Radical, I know. But the farmers you see on the side of the road during harvest, and the ones you see criss-crossing the fields you pass? They’re humans. Humans who have spouses and kids and grandkids and neighbors and friends. They go home to families. They serve their communities. They pitch in when a friend or neighbor is in need. We need them to come home safe. Which means that you should slow down and be careful not to hit or physically injure them, sure. But it also means you shouldn’t yell obscenities at them out your window, beep your horn incessantly, or otherwise act like a jerk. Farming is a stressful occupation; it consistently ranks among the professions with the highest rate of suicide in the country. Today, some segments of the agricultural industry rival the rates of suicide found among even veterans of the war in the Middle East. And if ranking among the highest at-risk populations decade after decade isn’t bad enough, the volatility of recent years and the growing pains of the industry as they stand today means that farmer suicide rates are currently at an all time high. In fact, a recent CDC report puts the current rate more than 50% higher than it was in the 1980’s when farmer suicide was considered epidemic. You never know what a farmer is dealing with. You may be driving by a harvest-in-progress that’s yielding worst than any she’s ever seen before. He may have just broke his combine right there in the field and not know where the money to fix it is going to come from. Be kind. You never know when the words you hurl through your open car window are the last he can bear to hear. If you need to yell something try: “Thank you for feeding us!” Or, “great job! Hang in there!” It’s funny how a loud voice can cure frustration even if the words it forms aren’t angry or cruel.
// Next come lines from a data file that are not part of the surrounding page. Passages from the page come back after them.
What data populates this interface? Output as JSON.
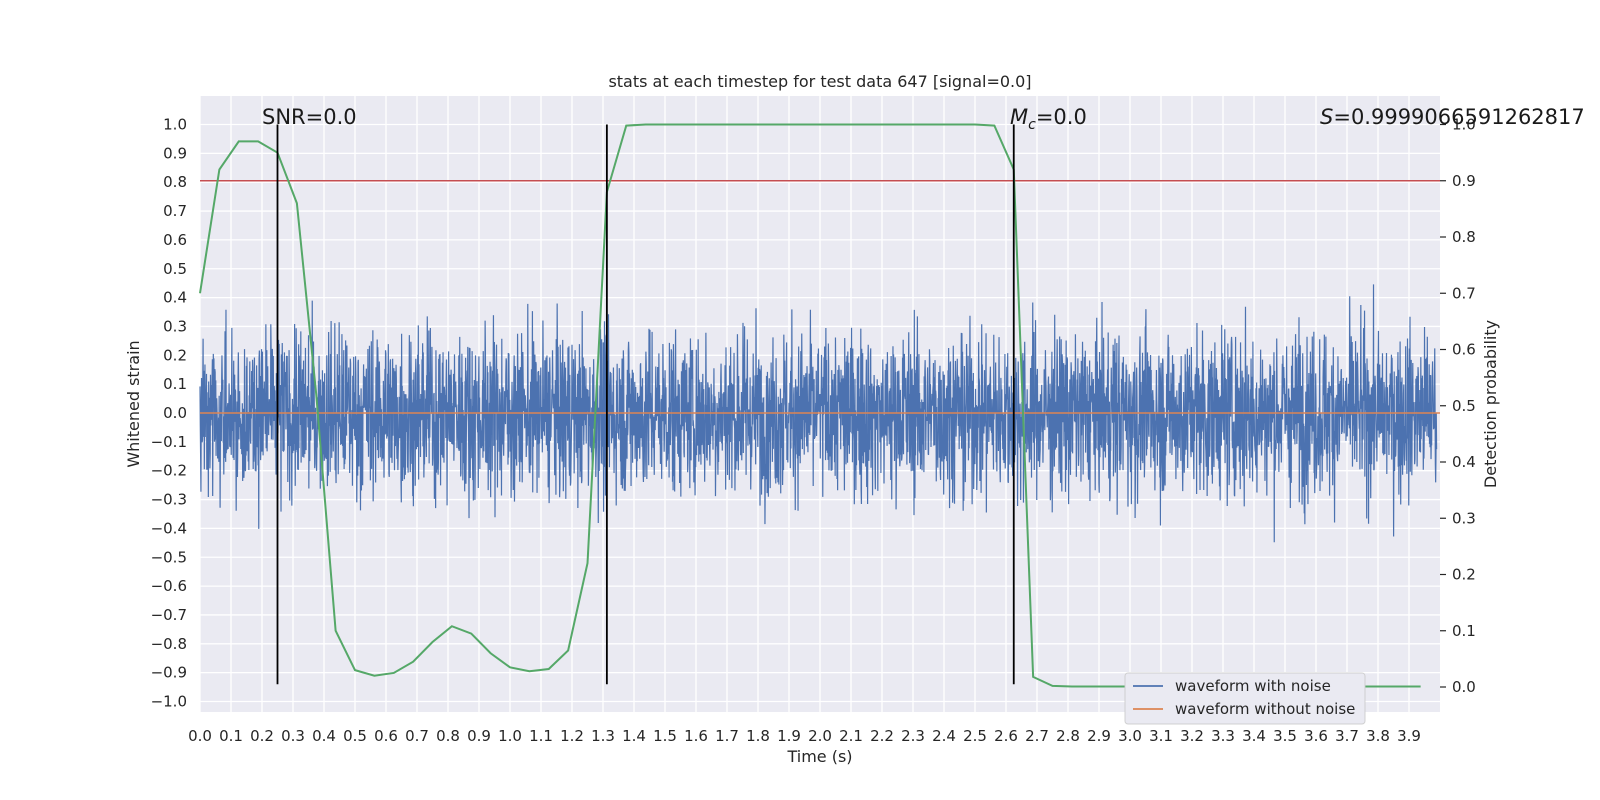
{
  "chart_data": {
    "type": "line",
    "title": "stats at each timestep for test data 647 [signal=0.0]",
    "xlabel": "Time (s)",
    "ylabel": "Whitened strain",
    "y2label": "Detection probability",
    "xlim": [
      0.0,
      4.0
    ],
    "ylim": [
      -1.05,
      1.1
    ],
    "y2lim": [
      -0.05,
      1.0
    ],
    "grid": true,
    "legend_position": "lower-right",
    "x_ticks": [
      "0.0",
      "0.1",
      "0.2",
      "0.3",
      "0.4",
      "0.5",
      "0.6",
      "0.7",
      "0.8",
      "0.9",
      "1.0",
      "1.1",
      "1.2",
      "1.3",
      "1.4",
      "1.5",
      "1.6",
      "1.7",
      "1.8",
      "1.9",
      "2.0",
      "2.1",
      "2.2",
      "2.3",
      "2.4",
      "2.5",
      "2.6",
      "2.7",
      "2.8",
      "2.9",
      "3.0",
      "3.1",
      "3.2",
      "3.3",
      "3.4",
      "3.5",
      "3.6",
      "3.7",
      "3.8",
      "3.9"
    ],
    "y_ticks": [
      "1.0",
      "0.9",
      "0.8",
      "0.7",
      "0.6",
      "0.5",
      "0.4",
      "0.3",
      "0.2",
      "0.1",
      "0.0",
      "−0.1",
      "−0.2",
      "−0.3",
      "−0.4",
      "−0.5",
      "−0.6",
      "−0.7",
      "−0.8",
      "−0.9",
      "−1.0"
    ],
    "y2_ticks": [
      "1.0",
      "0.9",
      "0.8",
      "0.7",
      "0.6",
      "0.5",
      "0.4",
      "0.3",
      "0.2",
      "0.1",
      "0.0"
    ],
    "annotations": {
      "snr": "SNR=0.0",
      "mc_symbol": "M",
      "mc_sub": "c",
      "mc_value": "=0.0",
      "s_symbol": "S",
      "s_value": "=0.9999066591262817"
    },
    "series": [
      {
        "name": "waveform with noise",
        "color": "#4c72b0",
        "description_values": "white noise, amplitude roughly within [-0.93, 1.0]"
      },
      {
        "name": "waveform without noise",
        "color": "#dd8452",
        "values_constant": 0.0
      },
      {
        "color": "#55a868",
        "axis": "y2",
        "x": [
          0.0,
          0.0625,
          0.125,
          0.1875,
          0.25,
          0.3125,
          0.375,
          0.4375,
          0.5,
          0.5625,
          0.625,
          0.6875,
          0.75,
          0.8125,
          0.875,
          0.9375,
          1.0,
          1.0625,
          1.125,
          1.1875,
          1.25,
          1.3125,
          1.375,
          1.4375,
          1.5,
          1.5625,
          1.625,
          1.6875,
          1.75,
          1.8125,
          1.875,
          1.9375,
          2.0,
          2.0625,
          2.125,
          2.1875,
          2.25,
          2.3125,
          2.375,
          2.4375,
          2.5,
          2.5625,
          2.625,
          2.6875,
          2.75,
          2.8125,
          2.875,
          2.9375,
          3.0,
          3.0625,
          3.125,
          3.1875,
          3.25,
          3.3125,
          3.375,
          3.4375,
          3.5,
          3.5625,
          3.625,
          3.6875,
          3.75,
          3.8125,
          3.875,
          3.9375
        ],
        "values": [
          0.7,
          0.92,
          0.97,
          0.97,
          0.95,
          0.86,
          0.52,
          0.1,
          0.03,
          0.02,
          0.025,
          0.045,
          0.08,
          0.108,
          0.095,
          0.06,
          0.035,
          0.028,
          0.032,
          0.065,
          0.22,
          0.88,
          0.998,
          1.0,
          1.0,
          1.0,
          1.0,
          1.0,
          1.0,
          1.0,
          1.0,
          1.0,
          1.0,
          1.0,
          1.0,
          1.0,
          1.0,
          1.0,
          1.0,
          1.0,
          1.0,
          0.998,
          0.92,
          0.018,
          0.002,
          0.001,
          0.001,
          0.001,
          0.001,
          0.001,
          0.001,
          0.001,
          0.001,
          0.001,
          0.001,
          0.001,
          0.001,
          0.001,
          0.001,
          0.001,
          0.001,
          0.001,
          0.001,
          0.001
        ]
      }
    ],
    "threshold": {
      "value": 0.9,
      "axis": "y2",
      "color": "#c44e52"
    },
    "vertical_lines": [
      0.25,
      1.3125,
      2.625
    ],
    "vertical_lines_range": [
      -0.94,
      1.0
    ]
  }
}
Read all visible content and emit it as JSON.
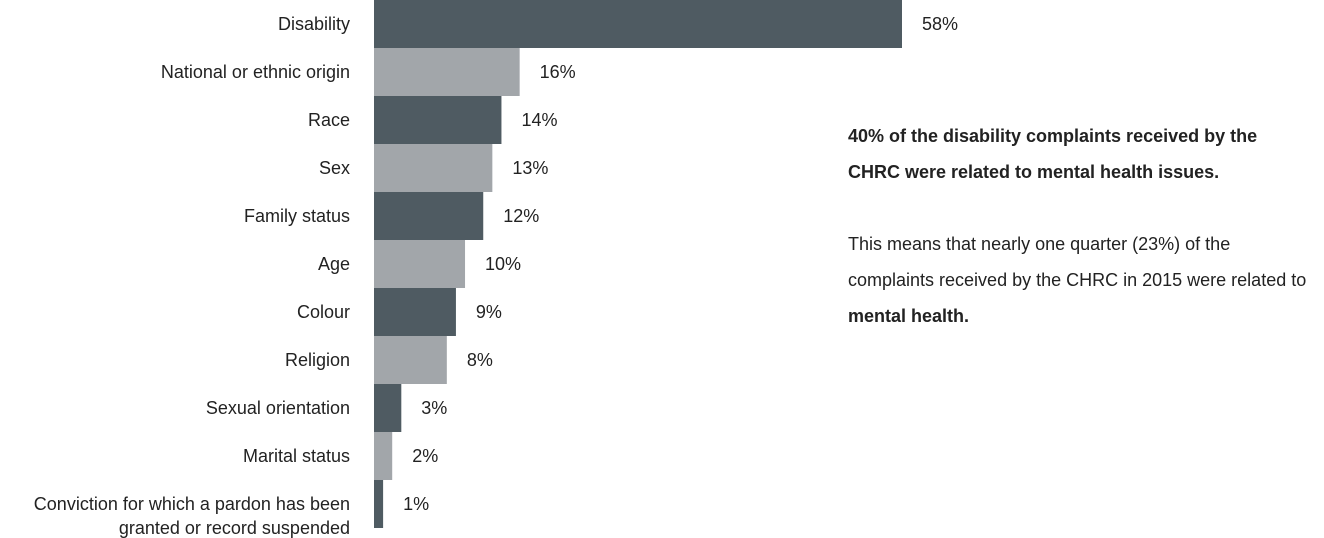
{
  "chart_data": {
    "type": "bar",
    "orientation": "horizontal",
    "categories": [
      "Disability",
      "National or ethnic origin",
      "Race",
      "Sex",
      "Family status",
      "Age",
      "Colour",
      "Religion",
      "Sexual orientation",
      "Marital status",
      [
        "Conviction for which a pardon has been",
        "granted or record suspended"
      ]
    ],
    "values": [
      58,
      16,
      14,
      13,
      12,
      10,
      9,
      8,
      3,
      2,
      1
    ],
    "value_labels": [
      "58%",
      "16%",
      "14%",
      "13%",
      "12%",
      "10%",
      "9%",
      "8%",
      "3%",
      "2%",
      "1%"
    ],
    "unit": "%",
    "xlim": [
      0,
      58
    ],
    "grid": false,
    "colors": [
      "#4f5b62",
      "#a2a6aa"
    ]
  },
  "note": {
    "paragraph1": "40% of the disability complaints received by the CHRC were related to mental health issues.",
    "paragraph2_prefix": "This means that nearly one quarter (23%) of the complaints received by the CHRC in 2015 were related to ",
    "paragraph2_bold": "mental health."
  }
}
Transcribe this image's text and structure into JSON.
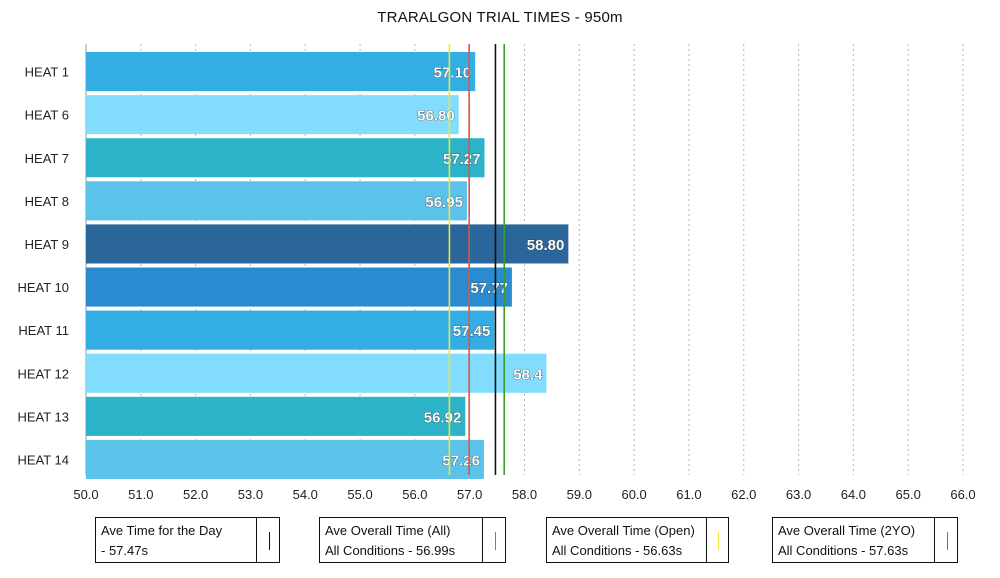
{
  "chart_data": {
    "type": "bar",
    "orientation": "horizontal",
    "title": "TRARALGON TRIAL TIMES - 950m",
    "categories": [
      "HEAT 1",
      "HEAT 6",
      "HEAT 7",
      "HEAT 8",
      "HEAT 9",
      "HEAT 10",
      "HEAT 11",
      "HEAT 12",
      "HEAT 13",
      "HEAT 14"
    ],
    "values": [
      57.1,
      56.8,
      57.27,
      56.95,
      58.8,
      57.77,
      57.45,
      58.4,
      56.92,
      57.26
    ],
    "value_labels": [
      "57.10",
      "56.80",
      "57.27",
      "56.95",
      "58.80",
      "57.77",
      "57.45",
      "58.4",
      "56.92",
      "57.26"
    ],
    "bar_colors": [
      "#33aee5",
      "#82dcfd",
      "#2db3c9",
      "#5bc2ea",
      "#2a6699",
      "#2a8bd0",
      "#33aee5",
      "#82dcfd",
      "#2db3c9",
      "#5bc2ea"
    ],
    "xlim": [
      50.0,
      66.0
    ],
    "x_ticks": [
      "50.0",
      "51.0",
      "52.0",
      "53.0",
      "54.0",
      "55.0",
      "56.0",
      "57.0",
      "58.0",
      "59.0",
      "60.0",
      "61.0",
      "62.0",
      "63.0",
      "64.0",
      "65.0",
      "66.0"
    ],
    "grid": "vertical-dotted",
    "reference_lines": [
      {
        "line1": "Ave Time for the Day",
        "line2": "- 57.47s",
        "value": 57.47,
        "color": "#111111"
      },
      {
        "line1": "Ave Overall Time (All)",
        "line2": "All Conditions - 56.99s",
        "value": 56.99,
        "color": "#e0553d"
      },
      {
        "line1": "Ave Overall Time (Open)",
        "line2": "All Conditions - 56.63s",
        "value": 56.63,
        "color": "#f2e33a"
      },
      {
        "line1": "Ave Overall Time (2YO)",
        "line2": "All Conditions - 57.63s",
        "value": 57.63,
        "color": "#3a9a2a"
      }
    ],
    "legend_position": "bottom"
  }
}
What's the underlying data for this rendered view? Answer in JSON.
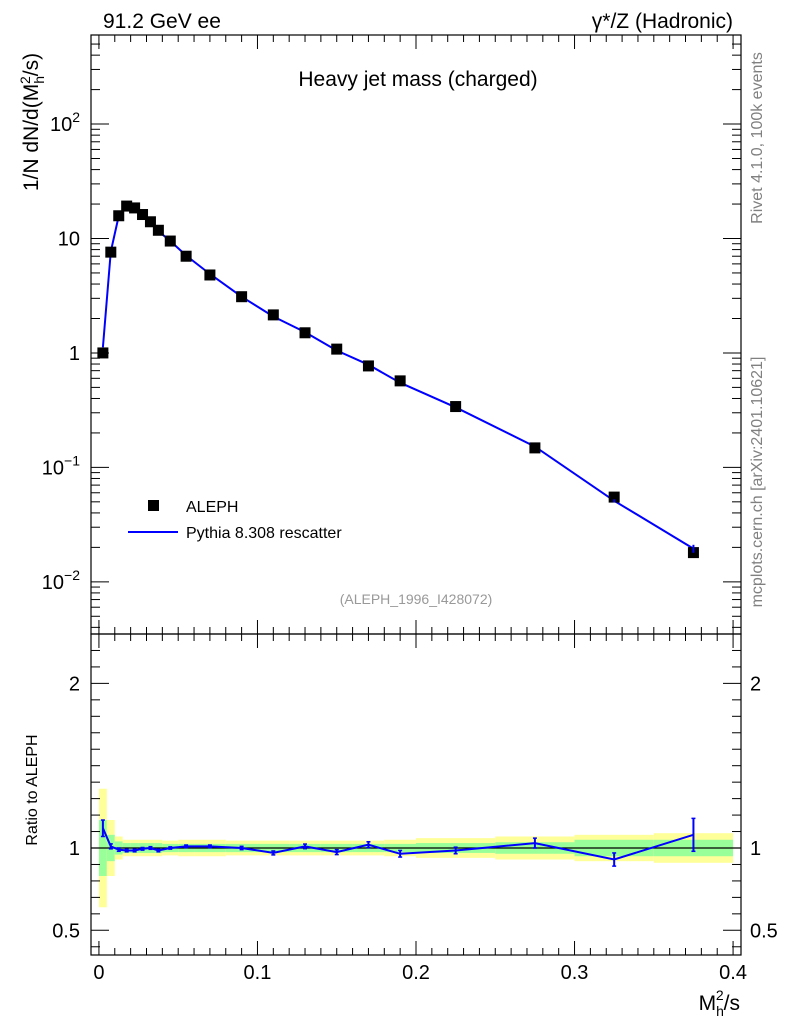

6. The bigger the equipment, the bigger the blind spot.
As much as we want our farmers to make it home to their families and communities, we also want you to make it home to yours. While farm safety has come a long way, there are still logistical challenges any time you’re dealing with oversized vehicles and machinery. Not the least of which is the size of the blindspots around it. Give all equipment a wide berth. (The picture up top? It’s a what not to do.) If a grain cart and truck are blocking the road while they load, stop back a few car lengths and wait there. Don’t try to squeeze up behind the cart as close as you can get. I promise you, they won’t be long. Getting up close behind won’t make the transfer any faster; we’re already going as fast as we can. If a truck or tractor is on one side of the road, slow down and move over as far as you can to the other side to pass safely. We’re all just humans working and living in the best ways we can. We all make mistakes, but we can all do our part to prevent accidents as well. And if we’re proactive in it from both sides of the equation, we can eliminate many problems before they arise.